Bagert Brings Concerns to City Council

After a recent City Council meeting about building a Wal-Mart Supercenter near the former St. Thomas public housing site, the Council deferred action for two weeks. Bagert attested the meeting and presented statistics from the study, apparently with some success.

According to a news report, “Many of the speakers rehashed arguments familiar from previous hearings before the council and other agencies, but the focus this time was more on the cost and the amount of housing planned for former St. Thomas residents and less on how a 200,000-square-foot store would affect the Lower Garden District.

Councilmember Rene Gill Pratt, whose district includes the St. Thomas site, refused to vote on a situation she was not comfortable with. Pratt wants to see more low-income housing added to the plan. Councilmember Jacquelyn Brechtel Clarkson was concerned about the cost and the amount of public housing involved in the project.

Bagert told the City Council that HRI’s plans proposed too many middle-class and luxury units and that less than 10 percent of the complex’s 809 former families would be able to live in the new housing.

The director of Hope House, Don Everard, advised the Council to reject HRI’S plan and focus, instead, on providing the maximum number of affordable units for low and very low-income people.

The Council was considering ordinances and a resolution on the financing of the project. The legislation gives the Council the authority to issue $20 million in bonds backed by money for the Tax Increment Financing District (TIF) that would finance the market-rate housing planned for the site. In return, TIF would receive most of the local sales tax revenue from the Wal-Mart. The measures would also create a mechanism for transferring revenue for the TIF bonds to HRI.

According to the news article, Kabacoff said he would meet with Councilmember Pratt but he warned that if the proposed bond issue isn’t ready for action at the state commission’s November 21 meeting, it would probably be delayed at least two months. Mayor Ray Nagin expressed his concern that further delays in getting the Wal-Mart built could cause other national retailers who are looking at New Orleans, to lose interest.

Meanwhile, hundreds of families have been dispersed into other neighborhoods or public housing developments, such as the St. Bernard Housing Development, where conflicts have occurred and violence is escalating as a result. But more than displacement, the misuse of the HOPE VI grant has destroyed a community, separated lifelong acquaintances and neighbors, and taken away the people’s freedom of choice to live where they choose.

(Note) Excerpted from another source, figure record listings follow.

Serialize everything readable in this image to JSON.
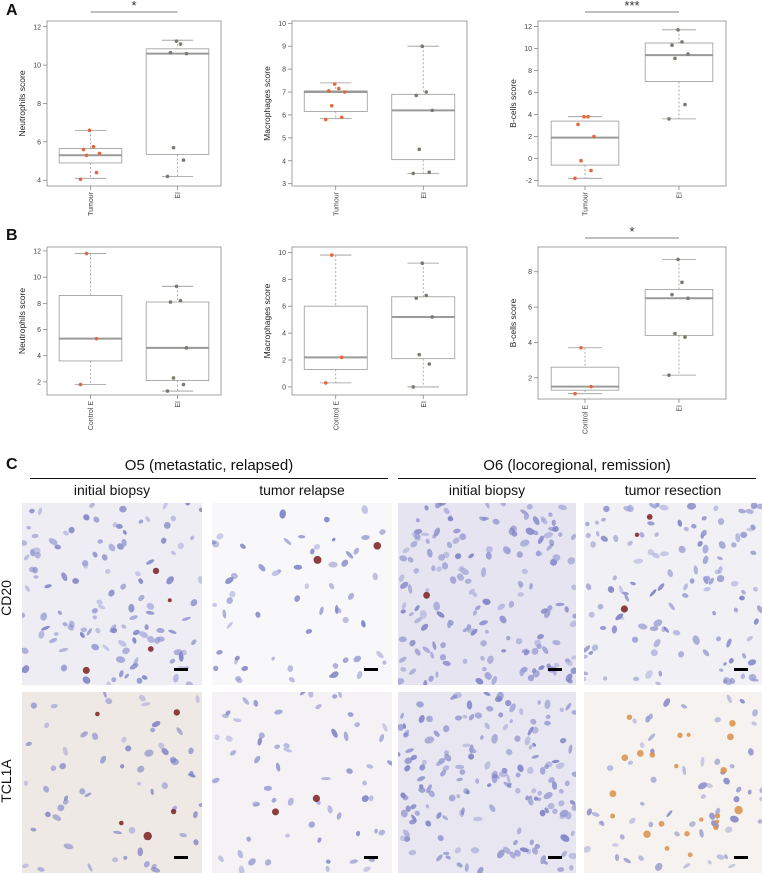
{
  "panels": {
    "A": "A",
    "B": "B",
    "C": "C"
  },
  "chart_data": [
    {
      "id": "a1",
      "type": "box",
      "ylabel": "Neutrophils score",
      "categories": [
        "Tumour",
        "EI"
      ],
      "yticks": [
        4,
        6,
        8,
        10,
        12
      ],
      "ylim": [
        3.7,
        12.3
      ],
      "significance": "*",
      "boxes": [
        {
          "min": 4.1,
          "q1": 4.9,
          "median": 5.3,
          "q3": 5.65,
          "max": 6.6
        },
        {
          "min": 4.2,
          "q1": 5.35,
          "median": 10.6,
          "q3": 10.85,
          "max": 11.3
        }
      ],
      "points": [
        [
          4.05,
          4.4,
          5.3,
          5.4,
          5.6,
          5.75,
          6.6
        ],
        [
          4.2,
          5.05,
          5.7,
          10.6,
          10.65,
          11.1,
          11.25
        ]
      ]
    },
    {
      "id": "a2",
      "type": "box",
      "ylabel": "Macrophages score",
      "categories": [
        "Tumour",
        "EI"
      ],
      "yticks": [
        3,
        4,
        5,
        6,
        7,
        8,
        9,
        10
      ],
      "ylim": [
        2.9,
        10.1
      ],
      "significance": "",
      "boxes": [
        {
          "min": 5.85,
          "q1": 6.15,
          "median": 7.0,
          "q3": 7.05,
          "max": 7.4
        },
        {
          "min": 3.45,
          "q1": 4.05,
          "median": 6.2,
          "q3": 6.9,
          "max": 9.0
        }
      ],
      "points": [
        [
          5.8,
          5.9,
          6.4,
          7.0,
          7.05,
          7.15,
          7.35
        ],
        [
          3.45,
          3.5,
          4.5,
          6.2,
          6.85,
          7.0,
          9.0
        ]
      ]
    },
    {
      "id": "a3",
      "type": "box",
      "ylabel": "B-cells score",
      "categories": [
        "Tumour",
        "EI"
      ],
      "yticks": [
        -2,
        0,
        2,
        4,
        6,
        8,
        10,
        12
      ],
      "ylim": [
        -2.5,
        12.5
      ],
      "significance": "***",
      "boxes": [
        {
          "min": -1.8,
          "q1": -0.6,
          "median": 1.9,
          "q3": 3.4,
          "max": 3.8
        },
        {
          "min": 3.6,
          "q1": 7.0,
          "median": 9.4,
          "q3": 10.5,
          "max": 11.7
        }
      ],
      "points": [
        [
          -1.8,
          -1.1,
          -0.2,
          2.0,
          3.1,
          3.8,
          3.8
        ],
        [
          3.6,
          4.9,
          9.1,
          9.5,
          10.3,
          10.6,
          11.7
        ]
      ]
    },
    {
      "id": "b1",
      "type": "box",
      "ylabel": "Neutrophils score",
      "categories": [
        "Control E",
        "EI"
      ],
      "yticks": [
        2,
        4,
        6,
        8,
        10,
        12
      ],
      "ylim": [
        1.0,
        12.3
      ],
      "significance": "",
      "boxes": [
        {
          "min": 1.8,
          "q1": 3.6,
          "median": 5.3,
          "q3": 8.6,
          "max": 11.8
        },
        {
          "min": 1.3,
          "q1": 2.1,
          "median": 4.6,
          "q3": 8.1,
          "max": 9.3
        }
      ],
      "points": [
        [
          1.8,
          5.3,
          11.8
        ],
        [
          1.3,
          1.8,
          2.3,
          4.6,
          8.1,
          8.2,
          9.3
        ]
      ]
    },
    {
      "id": "b2",
      "type": "box",
      "ylabel": "Macrophages score",
      "categories": [
        "Control E",
        "EI"
      ],
      "yticks": [
        0,
        2,
        4,
        6,
        8,
        10
      ],
      "ylim": [
        -0.6,
        10.4
      ],
      "significance": "",
      "boxes": [
        {
          "min": 0.3,
          "q1": 1.3,
          "median": 2.2,
          "q3": 6.0,
          "max": 9.8
        },
        {
          "min": 0.0,
          "q1": 2.1,
          "median": 5.2,
          "q3": 6.7,
          "max": 9.2
        }
      ],
      "points": [
        [
          0.3,
          2.2,
          9.8
        ],
        [
          0.0,
          1.7,
          2.4,
          5.2,
          6.6,
          6.8,
          9.2
        ]
      ]
    },
    {
      "id": "b3",
      "type": "box",
      "ylabel": "B-cells score",
      "categories": [
        "Control E",
        "EI"
      ],
      "yticks": [
        2,
        4,
        6,
        8
      ],
      "ylim": [
        0.8,
        9.4
      ],
      "significance": "*",
      "boxes": [
        {
          "min": 1.1,
          "q1": 1.3,
          "median": 1.5,
          "q3": 2.6,
          "max": 3.7
        },
        {
          "min": 2.15,
          "q1": 4.4,
          "median": 6.5,
          "q3": 7.0,
          "max": 8.7
        }
      ],
      "points": [
        [
          1.1,
          1.5,
          3.7
        ],
        [
          2.15,
          4.3,
          4.5,
          6.5,
          6.7,
          7.4,
          8.7
        ]
      ]
    }
  ],
  "colors": {
    "tumour_point": "#e8673a",
    "ei_point": "#7a7a6e",
    "box": "#9a9a9a",
    "median": "#9a9a9a"
  },
  "histology": {
    "groups": [
      {
        "title": "O5 (metastatic, relapsed)",
        "columns": [
          "initial biopsy",
          "tumor relapse"
        ]
      },
      {
        "title": "O6 (locoregional, remission)",
        "columns": [
          "initial biopsy",
          "tumor resection"
        ]
      }
    ],
    "rows": [
      "CD20",
      "TCL1A"
    ]
  }
}
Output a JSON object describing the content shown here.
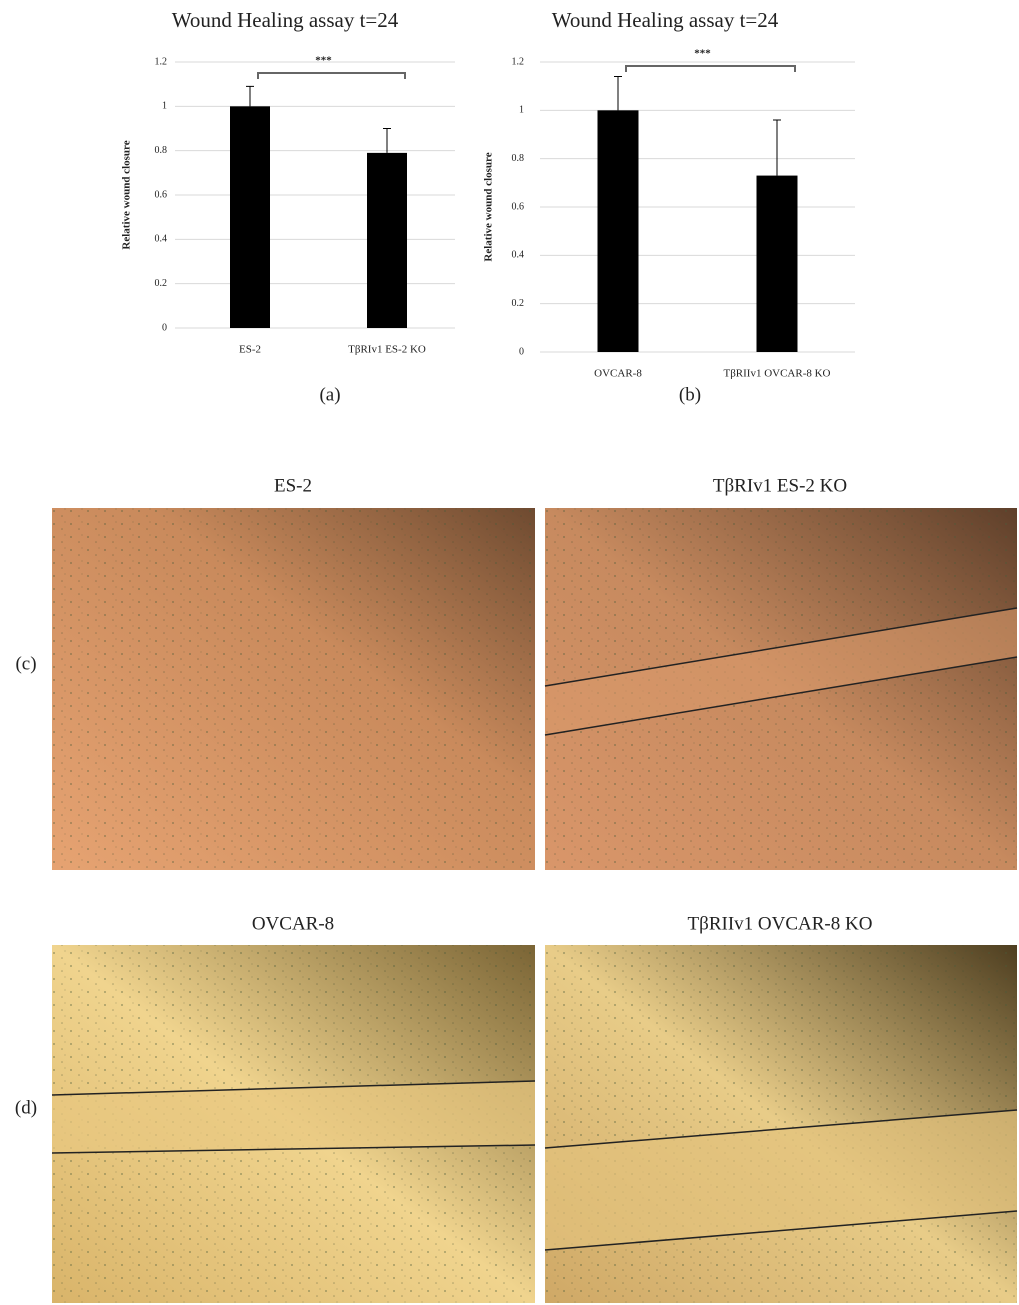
{
  "chart_data": [
    {
      "type": "bar",
      "title": "Wound Healing assay t=24",
      "y_label": "Relative wound closure",
      "categories": [
        "ES-2",
        "TβRIv1 ES-2 KO"
      ],
      "values": [
        1.0,
        0.79
      ],
      "errors": [
        0.09,
        0.11
      ],
      "color": "#000000",
      "ylim": [
        0,
        1.2
      ],
      "yticks": [
        0,
        0.2,
        0.4,
        0.6,
        0.8,
        1,
        1.2
      ],
      "grid": true,
      "annotation": "***",
      "panel_label": "(a)"
    },
    {
      "type": "bar",
      "title": "Wound Healing assay t=24",
      "y_label": "Relative wound closure",
      "categories": [
        "OVCAR-8",
        "TβRIIv1 OVCAR-8 KO"
      ],
      "values": [
        1.0,
        0.73
      ],
      "errors": [
        0.14,
        0.23
      ],
      "color": "#000000",
      "ylim": [
        0,
        1.2
      ],
      "yticks": [
        0,
        0.2,
        0.4,
        0.6,
        0.8,
        1,
        1.2
      ],
      "grid": true,
      "annotation": "***",
      "panel_label": "(b)"
    }
  ],
  "image_panels": [
    {
      "label": "(c)",
      "images": [
        {
          "title": "ES-2"
        },
        {
          "title": "TβRIv1 ES-2 KO"
        }
      ]
    },
    {
      "label": "(d)",
      "images": [
        {
          "title": "OVCAR-8"
        },
        {
          "title": "TβRIIv1 OVCAR-8 KO"
        }
      ]
    }
  ]
}
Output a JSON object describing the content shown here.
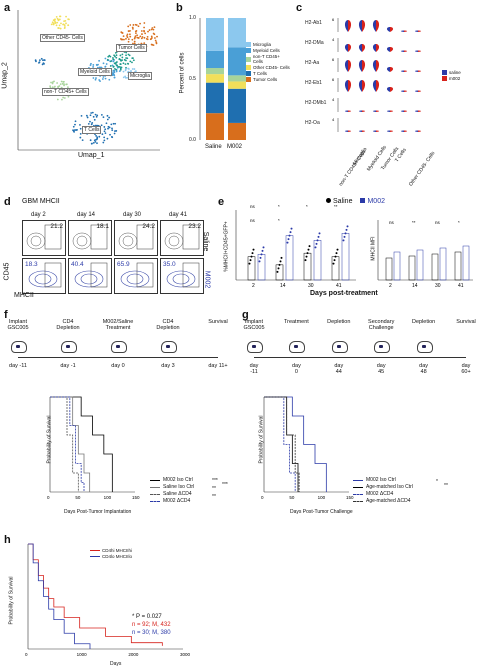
{
  "panels": {
    "a": {
      "label": "a",
      "xlabel": "Umap_1",
      "ylabel": "Umap_2",
      "clusters": [
        "Other CD45- Cells",
        "Tumor Cells",
        "Myeloid Cells",
        "Microglia",
        "non-T CD45+ Cells",
        "T Cells"
      ],
      "xticks": [
        "-15",
        "-10",
        "-5",
        "0",
        "5",
        "10"
      ],
      "yticks": [
        "10",
        "5",
        "0",
        "-5",
        "-10"
      ]
    },
    "b": {
      "label": "b",
      "ylabel": "Percent of cells",
      "categories": [
        "Saline",
        "M002"
      ],
      "legend": [
        "Microglia",
        "Myeloid Cells",
        "non-T CD45+ Cells",
        "Other CD45- Cells",
        "T Cells",
        "Tumor Cells"
      ],
      "colors": [
        "#8cc8ee",
        "#4a9fd6",
        "#a7d49a",
        "#f1df5a",
        "#1f6fb0",
        "#d86e1c"
      ],
      "yticks": [
        "1.0",
        "0.5",
        "0.0"
      ]
    },
    "c": {
      "label": "c",
      "genes": [
        "H2-Ab1",
        "H2-DMa",
        "H2-Aa",
        "H2-Eb1",
        "H2-DMb1",
        "H2-Oa"
      ],
      "ymax": [
        "6",
        "4",
        "6",
        "6",
        "4",
        "4"
      ],
      "celltypes": [
        "non-T CD45+ Cells",
        "Microglia",
        "Myeloid Cells",
        "Tumor Cells",
        "T Cells",
        "Other CD45- Cells"
      ],
      "legend": [
        {
          "name": "saline",
          "color": "#2b3aa8"
        },
        {
          "name": "m002",
          "color": "#d6221c"
        }
      ]
    },
    "d": {
      "label": "d",
      "title": "GBM MHCII",
      "days": [
        "day 2",
        "day 14",
        "day 30",
        "day 41"
      ],
      "saline_vals": [
        "21.2",
        "18.1",
        "24.2",
        "23.2"
      ],
      "m002_vals": [
        "18.3",
        "40.4",
        "65.9",
        "35.0"
      ],
      "row_labels": [
        "Saline",
        "M002"
      ],
      "ylabel": "CD45",
      "xlabel": "MHCII"
    },
    "e": {
      "label": "e",
      "legend": [
        "Saline",
        "M002"
      ],
      "ylabel_left": "%MHCII+CD45+GFP+",
      "ylabel_right": "MHCII MFI",
      "xlabel": "Days post-treatment",
      "days": [
        "2",
        "14",
        "30",
        "41"
      ],
      "sig_left": [
        "ns",
        "*",
        "*",
        "**",
        "ns",
        "*"
      ],
      "sig_right": [
        "ns",
        "**",
        "ns",
        "*"
      ]
    },
    "f": {
      "label": "f",
      "timeline": [
        {
          "title": "Implant\nGSC005",
          "day": "day -11"
        },
        {
          "title": "CD4\nDepletion",
          "day": "day -1"
        },
        {
          "title": "M002/Saline\nTreatment",
          "day": "day 0"
        },
        {
          "title": "CD4\nDepletion",
          "day": "day 3"
        },
        {
          "title": "Survival",
          "day": "day 11+"
        }
      ],
      "ylabel": "Probability of Survival",
      "xlabel": "Days Post-Tumor Implantation",
      "xticks": [
        "0",
        "50",
        "100",
        "150"
      ],
      "legend": [
        "M002 Iso Ctrl",
        "Saline Iso Ctrl",
        "Saline ΔCD4",
        "M002 ΔCD4"
      ],
      "sig": [
        "***",
        "**",
        "***",
        "**"
      ]
    },
    "g": {
      "label": "g",
      "timeline": [
        {
          "title": "Implant\nGSC005",
          "day": "day\n-11"
        },
        {
          "title": "Treatment",
          "day": "day\n0"
        },
        {
          "title": "Depletion",
          "day": "day\n44"
        },
        {
          "title": "Secondary\nChallenge",
          "day": "day\n45"
        },
        {
          "title": "Depletion",
          "day": "day\n48"
        },
        {
          "title": "Survival",
          "day": "day\n60+"
        }
      ],
      "ylabel": "Probability of Survival",
      "xlabel": "Days Post-Tumor Challenge",
      "xticks": [
        "0",
        "50",
        "100",
        "150"
      ],
      "legend": [
        "M002 Iso Ctrl",
        "Age-matched Iso Ctrl",
        "M002 ΔCD4",
        "Age-matched ΔCD4"
      ],
      "sig": [
        "*",
        "**"
      ]
    },
    "h": {
      "label": "h",
      "ylabel": "Probability of Survival",
      "xlabel": "Days",
      "xticks": [
        "0",
        "1000",
        "2000",
        "3000"
      ],
      "legend": [
        {
          "name": "CD4hi MHCIIhi",
          "color": "#d6221c"
        },
        {
          "name": "CD4lo MHCIIlo",
          "color": "#2b3aa8"
        }
      ],
      "stats": [
        "* P = 0.027",
        "n = 92; M, 432",
        "n = 30; M, 380"
      ]
    }
  },
  "chart_data": [
    {
      "type": "bar",
      "title": "",
      "ylabel": "Percent of cells",
      "categories": [
        "Saline",
        "M002"
      ],
      "series": [
        {
          "name": "Tumor Cells",
          "values": [
            0.22,
            0.14
          ]
        },
        {
          "name": "T Cells",
          "values": [
            0.25,
            0.28
          ]
        },
        {
          "name": "Other CD45- Cells",
          "values": [
            0.07,
            0.06
          ]
        },
        {
          "name": "non-T CD45+ Cells",
          "values": [
            0.05,
            0.05
          ]
        },
        {
          "name": "Myeloid Cells",
          "values": [
            0.14,
            0.23
          ]
        },
        {
          "name": "Microglia",
          "values": [
            0.27,
            0.24
          ]
        }
      ],
      "ylim": [
        0,
        1.0
      ]
    },
    {
      "type": "scatter",
      "ylabel": "%MHCII+CD45+GFP+",
      "x": [
        "2",
        "14",
        "30",
        "41"
      ],
      "series": [
        {
          "name": "Saline",
          "values": [
            20,
            13,
            23,
            20
          ]
        },
        {
          "name": "M002",
          "values": [
            22,
            38,
            34,
            40
          ]
        }
      ]
    },
    {
      "type": "line",
      "ylabel": "Probability of Survival",
      "xlabel": "Days",
      "series": [
        {
          "name": "CD4hi MHCIIhi",
          "x": [
            0,
            100,
            200,
            300,
            400,
            500,
            700,
            1000,
            1500,
            2000,
            2600
          ],
          "values": [
            1.0,
            0.85,
            0.7,
            0.58,
            0.48,
            0.4,
            0.3,
            0.2,
            0.12,
            0.06,
            0.03
          ]
        },
        {
          "name": "CD4lo MHCIIlo",
          "x": [
            0,
            100,
            200,
            300,
            400,
            500,
            700,
            900,
            1200
          ],
          "values": [
            1.0,
            0.82,
            0.65,
            0.5,
            0.38,
            0.28,
            0.15,
            0.05,
            0.0
          ]
        }
      ]
    }
  ]
}
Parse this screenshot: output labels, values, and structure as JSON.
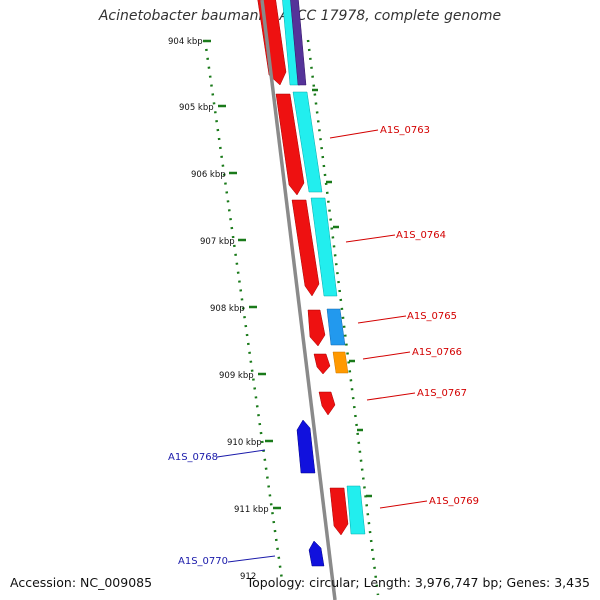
{
  "header": {
    "title": "Acinetobacter baumannii ATCC 17978, complete genome"
  },
  "footer": {
    "accession": "Accession: NC_009085",
    "topology": "Topology: circular; Length: 3,976,747 bp; Genes: 3,435"
  },
  "ticks": [
    "904 kbp",
    "905 kbp",
    "906 kbp",
    "907 kbp",
    "908 kbp",
    "909 kbp",
    "910 kbp",
    "911 kbp",
    "912"
  ],
  "genes_forward": [
    "A1S_0763",
    "A1S_0764",
    "A1S_0765",
    "A1S_0766",
    "A1S_0767",
    "A1S_0769"
  ],
  "genes_reverse": [
    "A1S_0768",
    "A1S_0770"
  ],
  "colors": {
    "backbone": "#8a8a8a",
    "forward_gene": "#ee1111",
    "reverse_gene": "#1111dd",
    "cds_cyan": "#22eeee",
    "cds_blue": "#2299ee",
    "cds_orange": "#ff9900",
    "cds_purple": "#553399",
    "gc_dots": "#1a7a1a",
    "label_red": "#d30000",
    "label_blue": "#1a1aaa"
  }
}
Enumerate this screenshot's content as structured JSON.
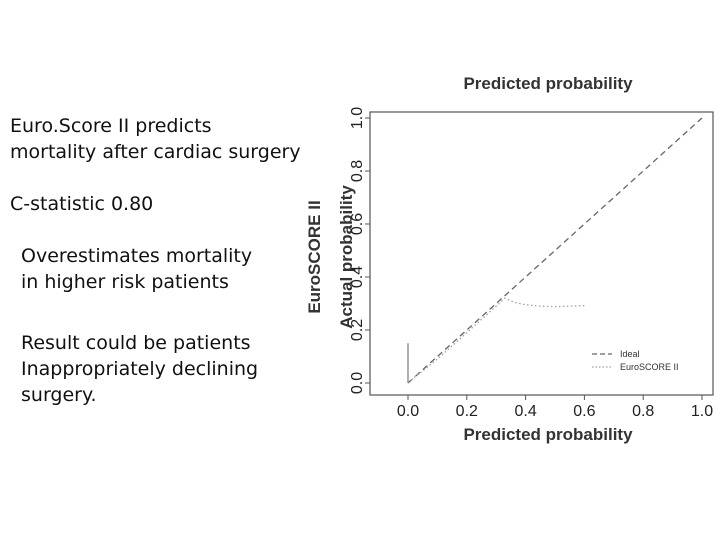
{
  "slide": {
    "point1": "Euro.Score II predicts\n mortality after cardiac surgery",
    "point2": "C-statistic 0.80",
    "point3": "Overestimates mortality\nin higher risk patients",
    "point4": "Result could be patients\nInappropriately declining\nsurgery."
  },
  "chart_data": {
    "type": "line",
    "top_title": "Predicted probability",
    "xlabel": "Predicted probability",
    "ylabel": "Actual probability",
    "ylabel_outer": "EuroSCORE II",
    "xlim": [
      0,
      1
    ],
    "ylim": [
      0,
      1
    ],
    "xticks": [
      "0.0",
      "0.2",
      "0.4",
      "0.6",
      "0.8",
      "1.0"
    ],
    "yticks": [
      "0.0",
      "0.2",
      "0.4",
      "0.6",
      "0.8",
      "1.0"
    ],
    "legend_position": "bottom-right",
    "series": [
      {
        "name": "Ideal",
        "style": "dashed",
        "color": "#666666",
        "points": [
          [
            0,
            0
          ],
          [
            1,
            1
          ]
        ]
      },
      {
        "name": "EuroSCORE II",
        "style": "dotted",
        "color": "#b89a8a",
        "points": [
          [
            0.0,
            0.0
          ],
          [
            0.02,
            0.02
          ],
          [
            0.05,
            0.045
          ],
          [
            0.1,
            0.09
          ],
          [
            0.15,
            0.14
          ],
          [
            0.2,
            0.19
          ],
          [
            0.25,
            0.24
          ],
          [
            0.3,
            0.29
          ],
          [
            0.33,
            0.32
          ],
          [
            0.36,
            0.305
          ],
          [
            0.4,
            0.295
          ],
          [
            0.45,
            0.29
          ],
          [
            0.5,
            0.288
          ],
          [
            0.55,
            0.29
          ],
          [
            0.6,
            0.292
          ]
        ]
      }
    ]
  }
}
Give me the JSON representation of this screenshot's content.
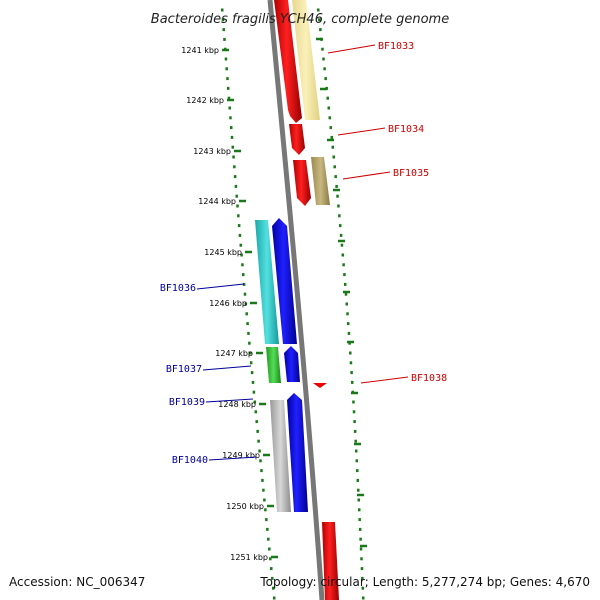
{
  "title": "Bacteroides fragilis YCH46, complete genome",
  "accession": "Accession: NC_006347",
  "topology": "Topology: circular; Length: 5,277,274 bp; Genes: 4,670",
  "ticks": [
    {
      "label": "1241 kbp"
    },
    {
      "label": "1242 kbp"
    },
    {
      "label": "1243 kbp"
    },
    {
      "label": "1244 kbp"
    },
    {
      "label": "1245 kbp"
    },
    {
      "label": "1246 kbp"
    },
    {
      "label": "1247 kbp"
    },
    {
      "label": "1248 kbp"
    },
    {
      "label": "1249 kbp"
    },
    {
      "label": "1250 kbp"
    },
    {
      "label": "1251 kbp"
    }
  ],
  "gene_labels": [
    {
      "name": "BF1033",
      "color": "#cc0000"
    },
    {
      "name": "BF1034",
      "color": "#cc0000"
    },
    {
      "name": "BF1035",
      "color": "#cc0000"
    },
    {
      "name": "BF1036",
      "color": "#000099"
    },
    {
      "name": "BF1037",
      "color": "#000099"
    },
    {
      "name": "BF1038",
      "color": "#cc0000"
    },
    {
      "name": "BF1039",
      "color": "#000099"
    },
    {
      "name": "BF1040",
      "color": "#000099"
    }
  ],
  "colors": {
    "forward": "#ff0000",
    "reverse": "#0000ff",
    "cog_yellow": "#f5e6a0",
    "cog_olive": "#b8a86a",
    "cog_cyan": "#33cccc",
    "cog_green": "#44cc44",
    "cog_gray": "#bbbbbb",
    "backbone": "#777777",
    "ruler": "#1a7a1a"
  }
}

The Future of Public Housing in New Orleans

Bagert’s study suggests that the St. Thomas incident is not an isolated case when it comes to the way HOPE VI grants are being manipulated for profit and gentrification purposes. Locally, the resident councils of Desire and the Guste Housing Development have used HANO over its implementation of HOPE VI grants alleging that HANO “reduced the number of low-income units planned” and set up “arbitrary, unreasonable standards” for residents who wished to returned, “in an effort to create an affluent neighborhood to attract middle-class African-Americans and Whites.”

Residents against HOPE VI projects in St. Louis, Cincinnati, San Francisco, Washington, D.C., Charlotte, North Carolina and Boston have also filed lawsuits and petitions.

Of the HOPE VI grant, Donna Johnigan, president of the New Orleans Citywide Tenant Association, told Bagert, “They need to change the name of it, because it’s not about ‘hope.’ It’s about tearing down a lot of public housing.”